I've found that there are a lot of error correction algorithms for sequencing data that are designed for the de novo assembly use case, but when it comes to error correction for MSA-based analyses (specifically variant calling), it seems that options are limited. I'm hoping there's someone here that may be able to weigh in on this; is there any error correction software that you use for variant calling?
Of course, I'm sure most people will say no, but I'm interested in those who are using such software; one of my areas of interest has to do with the approaches such packages may be using to distinguish between true error and true signal.
Thanks
I may give the first error correction tool a try – it seems like it's worth investigating for my test case which is low-frequency variants.

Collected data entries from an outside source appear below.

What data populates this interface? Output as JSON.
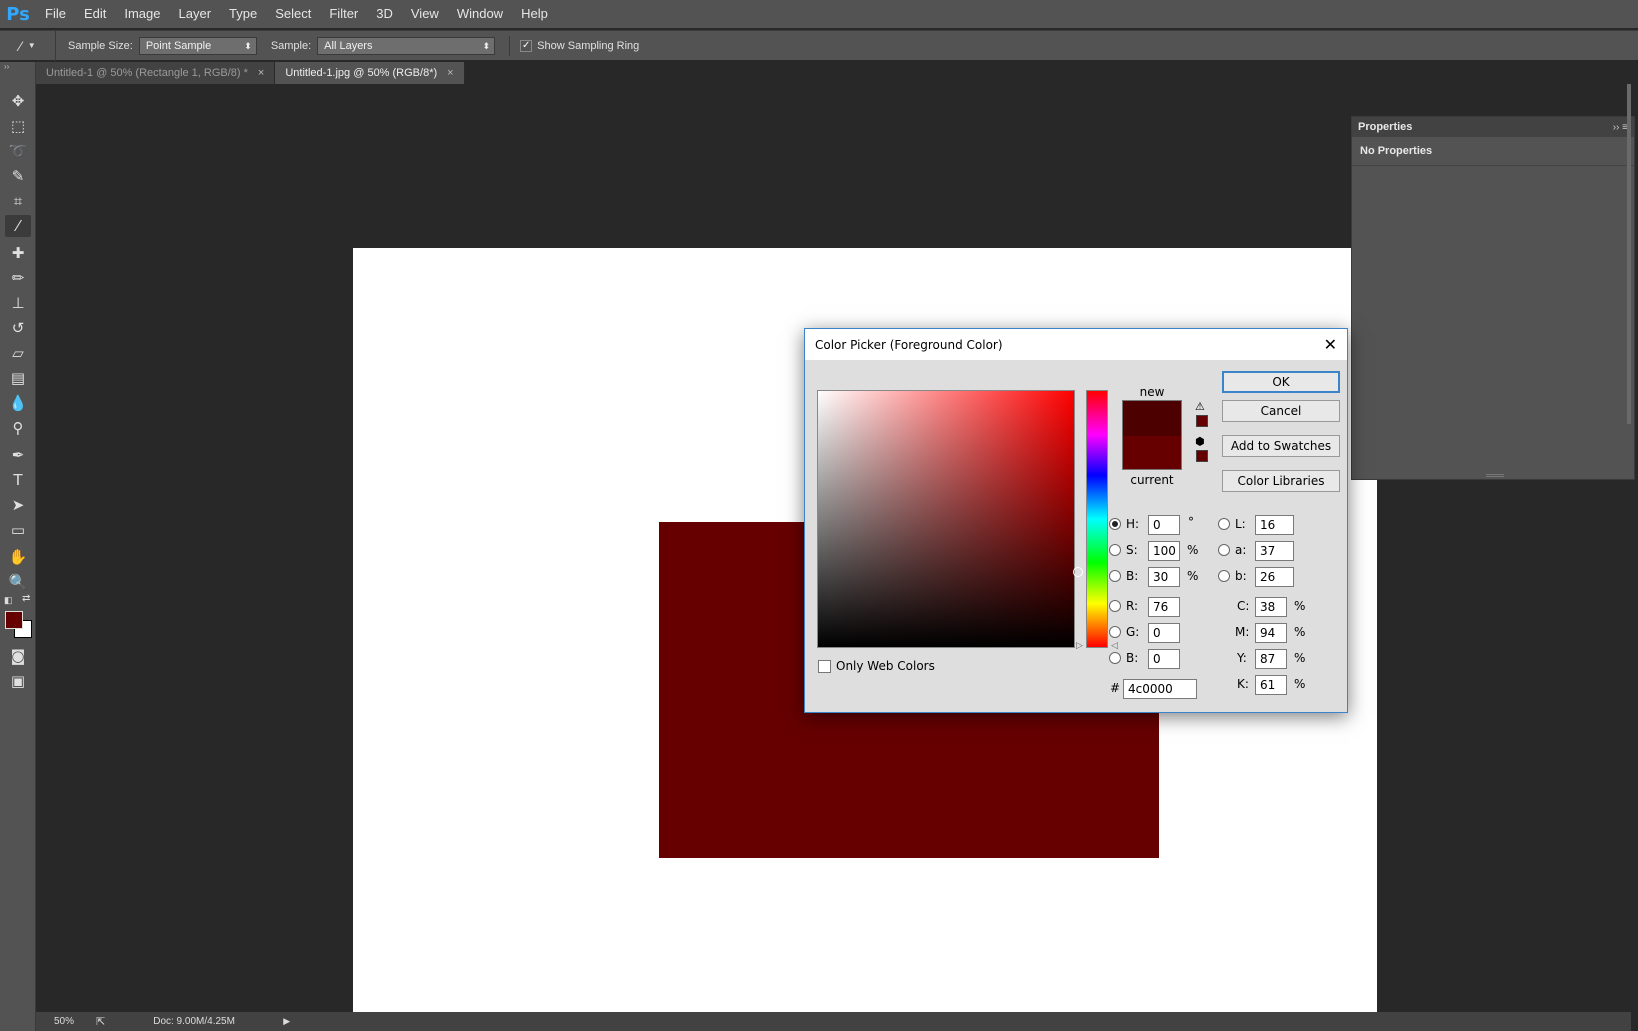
{
  "app": {
    "logo": "Ps"
  },
  "menu": [
    "File",
    "Edit",
    "Image",
    "Layer",
    "Type",
    "Select",
    "Filter",
    "3D",
    "View",
    "Window",
    "Help"
  ],
  "options": {
    "tool_icon": "eyedropper-icon",
    "sample_size_label": "Sample Size:",
    "sample_size_value": "Point Sample",
    "sample_label": "Sample:",
    "sample_value": "All Layers",
    "show_ring_label": "Show Sampling Ring",
    "show_ring_checked": true
  },
  "tabs": [
    {
      "title": "Untitled-1 @ 50% (Rectangle 1, RGB/8) *",
      "close": "×",
      "active": false
    },
    {
      "title": "Untitled-1.jpg @ 50% (RGB/8*)",
      "close": "×",
      "active": true
    }
  ],
  "tools": [
    "move-icon",
    "marquee-icon",
    "lasso-icon",
    "quick-select-icon",
    "crop-icon",
    "eyedropper-icon",
    "healing-icon",
    "brush-icon",
    "stamp-icon",
    "history-brush-icon",
    "eraser-icon",
    "gradient-icon",
    "blur-icon",
    "dodge-icon",
    "pen-icon",
    "type-icon",
    "path-select-icon",
    "rectangle-icon",
    "hand-icon",
    "zoom-icon"
  ],
  "colors": {
    "foreground": "#660000",
    "background": "#ffffff",
    "canvas_rect": "#660000",
    "picker_new": "#4c0000"
  },
  "properties": {
    "title": "Properties",
    "body_title": "No Properties"
  },
  "status": {
    "zoom": "50%",
    "doc": "Doc: 9.00M/4.25M"
  },
  "dialog": {
    "title": "Color Picker (Foreground Color)",
    "new_label": "new",
    "current_label": "current",
    "buttons": {
      "ok": "OK",
      "cancel": "Cancel",
      "add_swatches": "Add to Swatches",
      "color_libraries": "Color Libraries"
    },
    "only_web_colors": "Only Web Colors",
    "hsb": {
      "h_label": "H:",
      "h": "0",
      "h_unit": "°",
      "s_label": "S:",
      "s": "100",
      "s_unit": "%",
      "b_label": "B:",
      "b": "30",
      "b_unit": "%"
    },
    "rgb": {
      "r_label": "R:",
      "r": "76",
      "g_label": "G:",
      "g": "0",
      "b_label": "B:",
      "b": "0"
    },
    "lab": {
      "l_label": "L:",
      "l": "16",
      "a_label": "a:",
      "a": "37",
      "b_label": "b:",
      "b": "26"
    },
    "cmyk": {
      "c_label": "C:",
      "c": "38",
      "m_label": "M:",
      "m": "94",
      "y_label": "Y:",
      "y": "87",
      "k_label": "K:",
      "k": "61",
      "unit": "%"
    },
    "hex_label": "#",
    "hex": "4c0000",
    "selected_channel": "H"
  }
}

I've used some error correction software designed for the de novo approach and found that it tends to eliminate much of the variation I'm after (fortunately I have a data set with an accompanying truth set), hence my search for algorithms that target the non de novo use case.
On a side note, I'm using BBMap's shuffle.sh (recommended to me in a recent post). I've noticed it used a lot of memory – occasionally failing due to an out of memory error. Is there any way I can reduce the memory footprint of the tool through parameters? I've given the full 96GB allotted by a 256GB compute node to the Java program with the -Xmx argument. The data for this analysis is Human WGS with about 300 million reads; I have 96GB of memory at my disposal but it doesn't appear to be enough.
Many thanks!
Shuffle currently stores all reads in memory, so it does not work with huge datasets. It's very simple. However, sortbyname.sh is more complex and when memory is exceeded it writes temp files, so it can handle arbitrarily large files. Right now, it only does sorting, not shuffling, but shuffling is essentially a sort-like operation so it's fairly trivial to add; maybe I'll do that next week. In the mean time, you might try seqkit. It does sequence shuffling, though I don't know if it needs to store all the reads in memory or not.
Thanks so much for your quick response, I'll give seqkit a go. If I were a Java programmer I'd send a pull request; maybe I'll give it a go nonetheless in April.